Selective Manuring in the Medieval Open Fields
By Richard Jones
XIV International Economic History Congress (2006)
Introduction: For those in medieval Europe who sought to make a living directly off the land, and these were the great majority, few issues could have been more important than the nature of the soils they had to work. And in their struggle to maintain and improve yields against a backdrop of increasing population and tax burdens, and potentially nutrient-depleting agricultural practices, few substances can have been more important than manure. Such observations, of course, are not new. Historians have long acknowledged the centrality of manure to the success or failure of early rural economies.
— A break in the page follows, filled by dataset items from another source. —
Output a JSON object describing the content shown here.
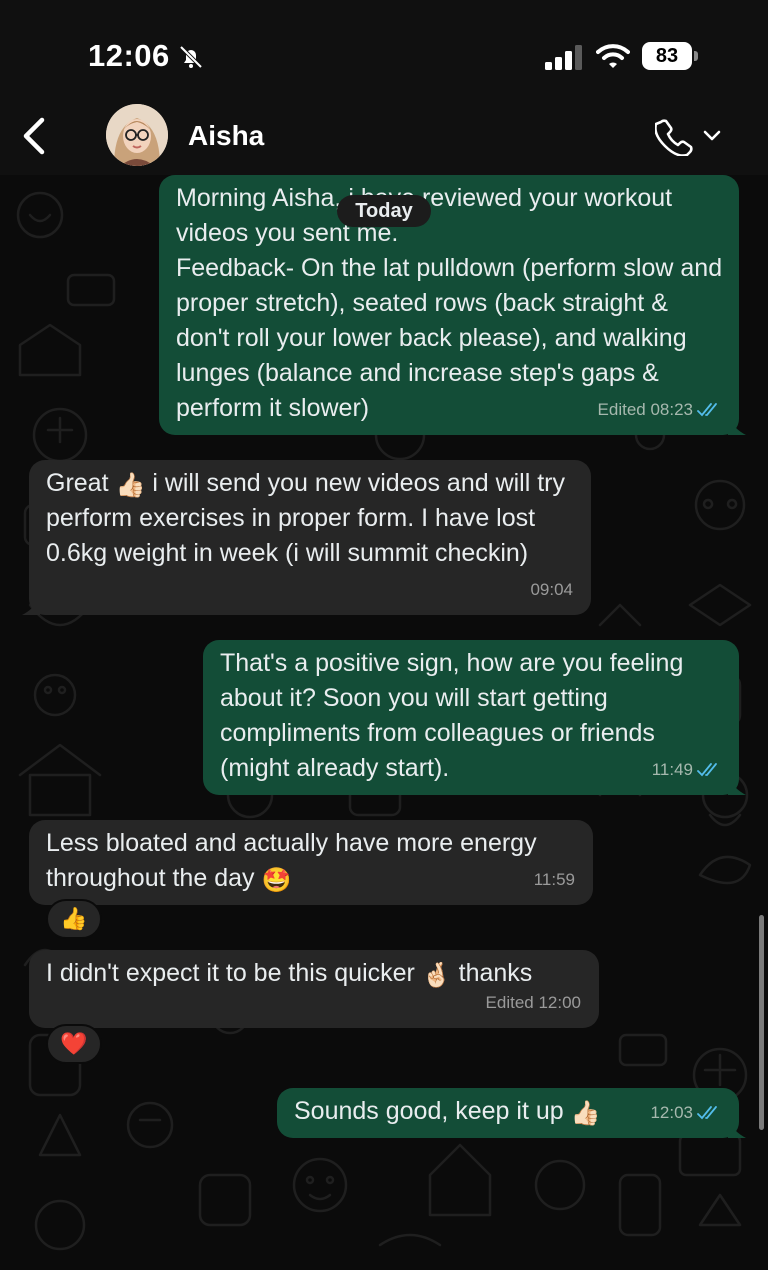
{
  "status_bar": {
    "time": "12:06",
    "battery": "83",
    "icons": [
      "bell-slash-icon",
      "cellular-signal-icon",
      "wifi-icon",
      "battery-icon"
    ]
  },
  "header": {
    "contact_name": "Aisha",
    "back_icon": "chevron-left-icon",
    "call_icon": "phone-icon",
    "call_menu_icon": "chevron-down-icon"
  },
  "date_divider": "Today",
  "messages": [
    {
      "direction": "out",
      "text": "Morning Aisha, i have reviewed your workout videos you sent me.\nFeedback- On the lat pulldown (perform slow and proper stretch), seated rows (back straight & don't roll your lower back please), and walking lunges (balance and increase step's gaps & perform it slower)",
      "meta": "Edited 08:23",
      "status": "read"
    },
    {
      "direction": "in",
      "text_a": "Great ",
      "emoji": "👍🏻",
      "text_b": " i will send you new videos and will try perform exercises in proper form. I have lost 0.6kg weight in week (i will summit checkin)",
      "meta": "09:04"
    },
    {
      "direction": "out",
      "text": "That's a positive sign, how are you feeling about it? Soon you will start getting compliments from colleagues or friends (might already start).",
      "meta": "11:49",
      "status": "read"
    },
    {
      "direction": "in",
      "text": "Less bloated and actually have more energy throughout the day ",
      "emoji": "🤩",
      "meta": "11:59",
      "reaction": "👍"
    },
    {
      "direction": "in",
      "text_a": "I didn't expect it to be this quicker ",
      "emoji": "🤞🏻",
      "text_b": " thanks",
      "meta": "Edited 12:00",
      "reaction": "❤️"
    },
    {
      "direction": "out",
      "text": "Sounds good, keep it up ",
      "emoji": "👍🏻",
      "meta": "12:03",
      "status": "read"
    }
  ],
  "colors": {
    "outgoing_bubble": "#134d37",
    "incoming_bubble": "#262626",
    "background": "#0b0b0b",
    "read_ticks": "#53bdeb"
  }
}
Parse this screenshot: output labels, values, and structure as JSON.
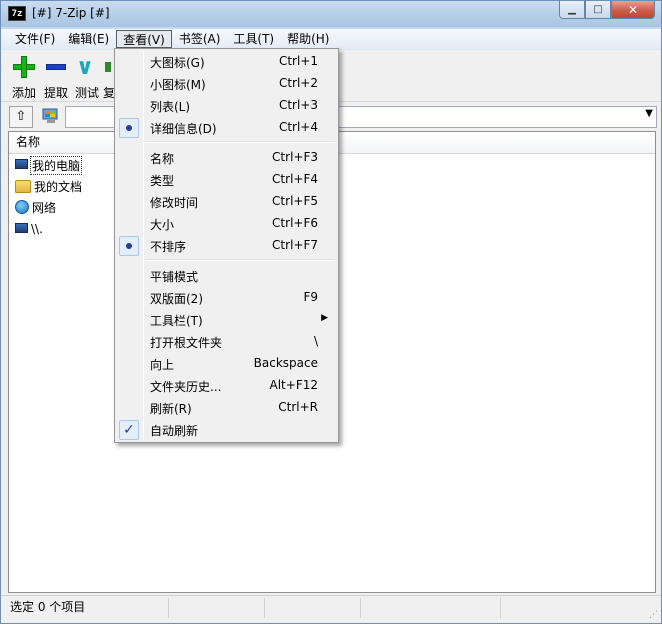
{
  "window": {
    "app_icon_text": "7z",
    "title": "[#] 7-Zip [#]"
  },
  "menubar": {
    "items": [
      "文件(F)",
      "编辑(E)",
      "查看(V)",
      "书签(A)",
      "工具(T)",
      "帮助(H)"
    ]
  },
  "toolbar": {
    "add": "添加",
    "extract": "提取",
    "test": "测试",
    "copy": "复"
  },
  "list": {
    "header_name": "名称",
    "items": [
      "我的电脑",
      "我的文档",
      "网络",
      "\\\\."
    ]
  },
  "status": {
    "selected": "选定 0 个项目"
  },
  "view_menu": {
    "items": [
      {
        "label": "大图标(G)",
        "shortcut": "Ctrl+1"
      },
      {
        "label": "小图标(M)",
        "shortcut": "Ctrl+2"
      },
      {
        "label": "列表(L)",
        "shortcut": "Ctrl+3"
      },
      {
        "label": "详细信息(D)",
        "shortcut": "Ctrl+4",
        "state": "radio-selected"
      },
      {
        "label": "名称",
        "shortcut": "Ctrl+F3"
      },
      {
        "label": "类型",
        "shortcut": "Ctrl+F4"
      },
      {
        "label": "修改时间",
        "shortcut": "Ctrl+F5"
      },
      {
        "label": "大小",
        "shortcut": "Ctrl+F6"
      },
      {
        "label": "不排序",
        "shortcut": "Ctrl+F7",
        "state": "radio-selected"
      },
      {
        "label": "平铺模式",
        "shortcut": ""
      },
      {
        "label": "双版面(2)",
        "shortcut": "F9"
      },
      {
        "label": "工具栏(T)",
        "shortcut": "",
        "submenu": true
      },
      {
        "label": "打开根文件夹",
        "shortcut": "\\"
      },
      {
        "label": "向上",
        "shortcut": "Backspace"
      },
      {
        "label": "文件夹历史...",
        "shortcut": "Alt+F12"
      },
      {
        "label": "刷新(R)",
        "shortcut": "Ctrl+R"
      },
      {
        "label": "自动刷新",
        "shortcut": "",
        "state": "checked"
      }
    ]
  },
  "colors": {
    "accent_radio": "#233e94",
    "add_icon": "#19b21b",
    "delete_icon": "#1f3fc7",
    "close_button": "#c4442f"
  }
}
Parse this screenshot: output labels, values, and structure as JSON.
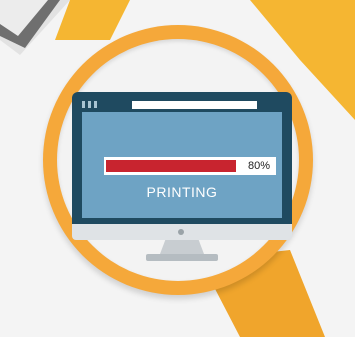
{
  "progress": {
    "percent": 0.8,
    "label": "80%",
    "fill_color": "#c8242f"
  },
  "status": {
    "text": "PRINTING"
  },
  "colors": {
    "ring": "#f5a83a",
    "monitor_bezel": "#1f4a60",
    "screen": "#6ea3c4"
  }
}
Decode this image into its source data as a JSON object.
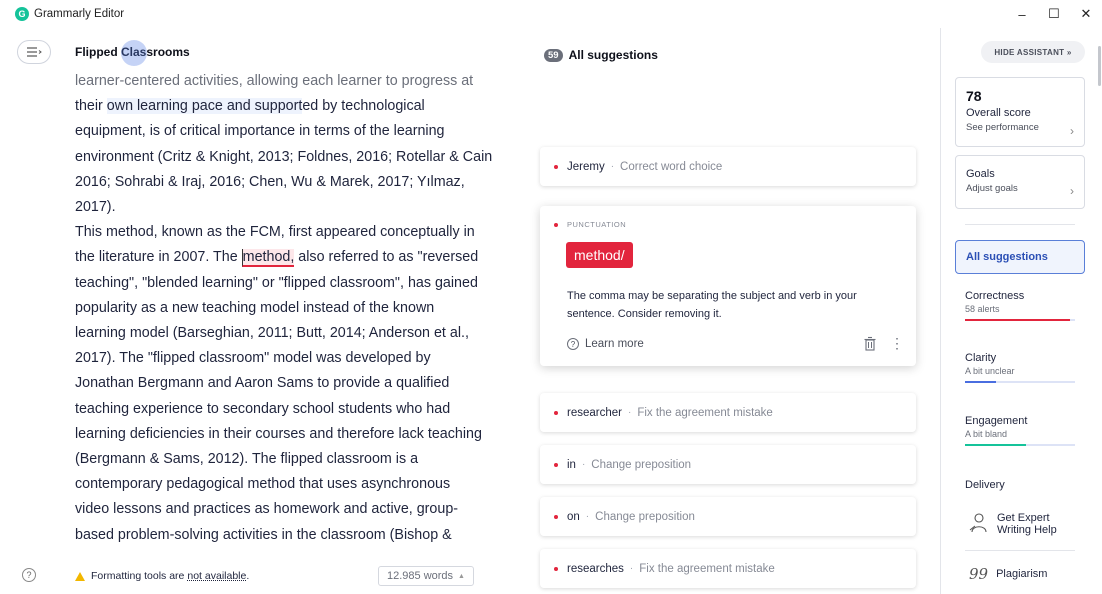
{
  "window": {
    "title": "Grammarly Editor",
    "logo_letter": "G",
    "minimize": "–",
    "maximize": "☐",
    "close": "✕"
  },
  "editor": {
    "doc_title": "Flipped Classrooms",
    "lines": [
      "learner-centered activities, allowing each learner to progress at",
      "their own learning pace and supported by technological",
      "equipment, is of critical importance in terms of the learning",
      "environment (Critz & Knight, 2013; Foldnes, 2016; Rotellar & Cain",
      "2016; Sohrabi & Iraj, 2016; Chen, Wu & Marek, 2017; Yılmaz,",
      "2017).",
      "This method, known as the FCM, first appeared conceptually in",
      "the literature in 2007. The ",
      "teaching\", \"blended learning\" or \"flipped classroom\", has gained",
      "popularity as a new teaching model instead of the known",
      "learning model (Barseghian, 2011; Butt, 2014; Anderson et al.,",
      "2017). The \"flipped classroom\" model was developed by",
      "Jonathan Bergmann and Aaron Sams to provide a qualified",
      "teaching experience to secondary school students who had",
      "learning deficiencies in their courses and therefore lack teaching",
      "(Bergmann & Sams, 2012). The flipped classroom is a",
      "contemporary pedagogical method that uses asynchronous",
      "video lessons and practices as homework and active, group-",
      "based problem-solving activities in the classroom (Bishop &"
    ],
    "line2_pre": "their ",
    "line2_hl": "own learning pace and support",
    "line2_post": "ed by technological",
    "line8_pre": "the literature in 2007. The ",
    "line8_err": "method,",
    "line8_post": " also referred to as \"reversed",
    "format_warning": "Formatting tools are",
    "format_link": "not available",
    "format_period": ".",
    "word_count": "12.985 words",
    "help": "?"
  },
  "suggestions": {
    "count": "59",
    "title": "All suggestions",
    "collapsed": [
      {
        "word": "Jeremy",
        "desc": "Correct word choice"
      },
      {
        "word": "researcher",
        "desc": "Fix the agreement mistake"
      },
      {
        "word": "in",
        "desc": "Change preposition"
      },
      {
        "word": "on",
        "desc": "Change preposition"
      },
      {
        "word": "researches",
        "desc": "Fix the agreement mistake"
      }
    ],
    "expanded": {
      "category": "PUNCTUATION",
      "replacement": "method/",
      "text": "The comma may be separating the subject and verb in your sentence. Consider removing it.",
      "learn_more": "Learn more"
    },
    "separator": "·"
  },
  "assistant": {
    "hide_label": "HIDE ASSISTANT  »",
    "score": "78",
    "score_label": "Overall score",
    "score_link": "See performance",
    "goals_title": "Goals",
    "goals_link": "Adjust goals",
    "all_suggestions": "All suggestions",
    "categories": [
      {
        "name": "Correctness",
        "sub": "58 alerts",
        "fill": 0.95,
        "color": "#e2253d"
      },
      {
        "name": "Clarity",
        "sub": "A bit unclear",
        "fill": 0.28,
        "color": "#4a6ee0"
      },
      {
        "name": "Engagement",
        "sub": "A bit bland",
        "fill": 0.55,
        "color": "#15c39a"
      }
    ],
    "delivery": "Delivery",
    "expert_line1": "Get Expert",
    "expert_line2": "Writing Help",
    "plagiarism": "Plagiarism",
    "chevron": "›"
  }
}
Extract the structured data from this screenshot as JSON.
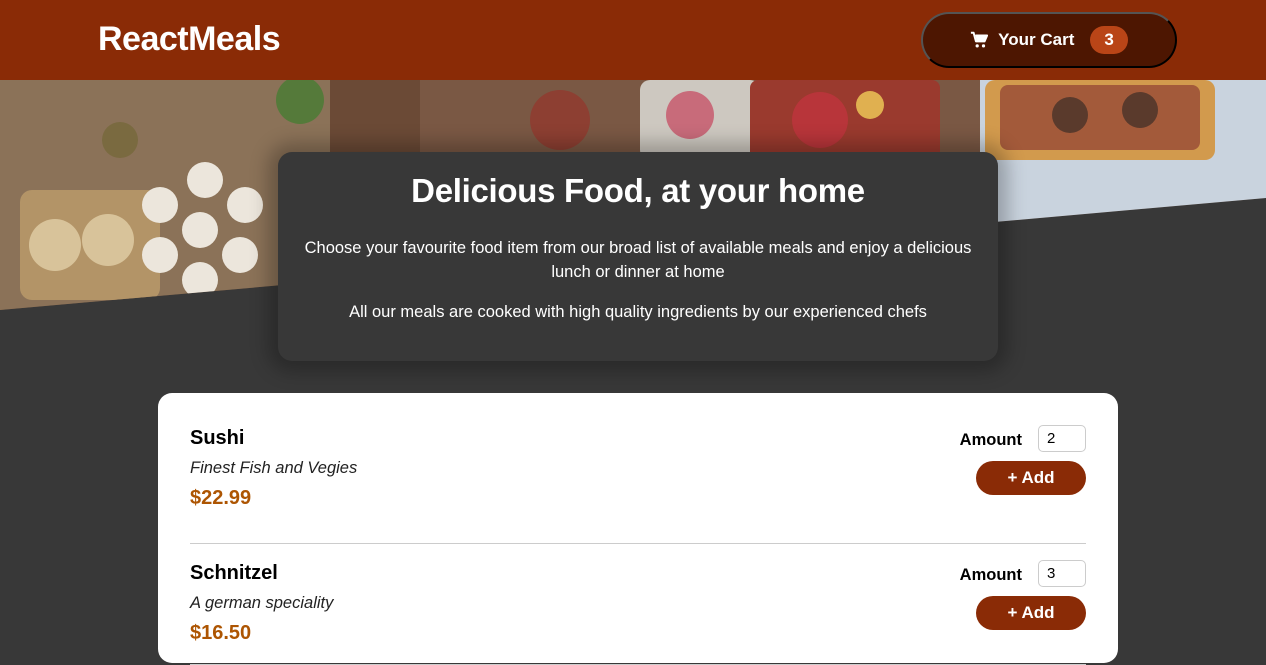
{
  "header": {
    "brand": "ReactMeals",
    "cart_label": "Your Cart",
    "cart_count": "3",
    "cart_icon": "cart-icon"
  },
  "summary": {
    "title": "Delicious Food, at your home",
    "paragraph1": "Choose your favourite food item from our broad list of available meals and enjoy a delicious lunch or dinner at home",
    "paragraph2": "All our meals are cooked with high quality ingredients by our experienced chefs"
  },
  "meals": [
    {
      "name": "Sushi",
      "description": "Finest Fish and Vegies",
      "price": "$22.99",
      "amount_label": "Amount",
      "amount_value": "2",
      "add_label": "+ Add"
    },
    {
      "name": "Schnitzel",
      "description": "A german speciality",
      "price": "$16.50",
      "amount_label": "Amount",
      "amount_value": "3",
      "add_label": "+ Add"
    }
  ],
  "colors": {
    "header_bg": "#8a2b06",
    "cart_bg": "#4d1601",
    "badge_bg": "#b94517",
    "price": "#ad5502",
    "page_bg": "#383838"
  }
}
As far back as 1897, F.M. Maitland could opine that globally ‘…the demand for manure has played a large part in the history of the human race.’ More recently, in seeking an explanation for the why the medieval European economy triumphed, A.W. Crosby singled out the presence here of big animals (in numbers unequally in other complex societies) providing additional traction for the plough, food to eat during crisis, and above all manure: ‘Where the Far Easterners were obliged to use their own excrement for fertilizer…the Europeans could use the manure of their animals.’ M.M. Postan’s view of the efficacy of medieval manure and manuring was more measured, stating that there can be little doubt ‘…that men made such use of manure as their knowledge and their resources allowed’, but noting also that ‘[t]he main restriction on the use of manure – a restriction which got tighter as time when on – was imposed by its paucity’. Any consideration of the medieval rural economy should, therefore, include the study of manuring.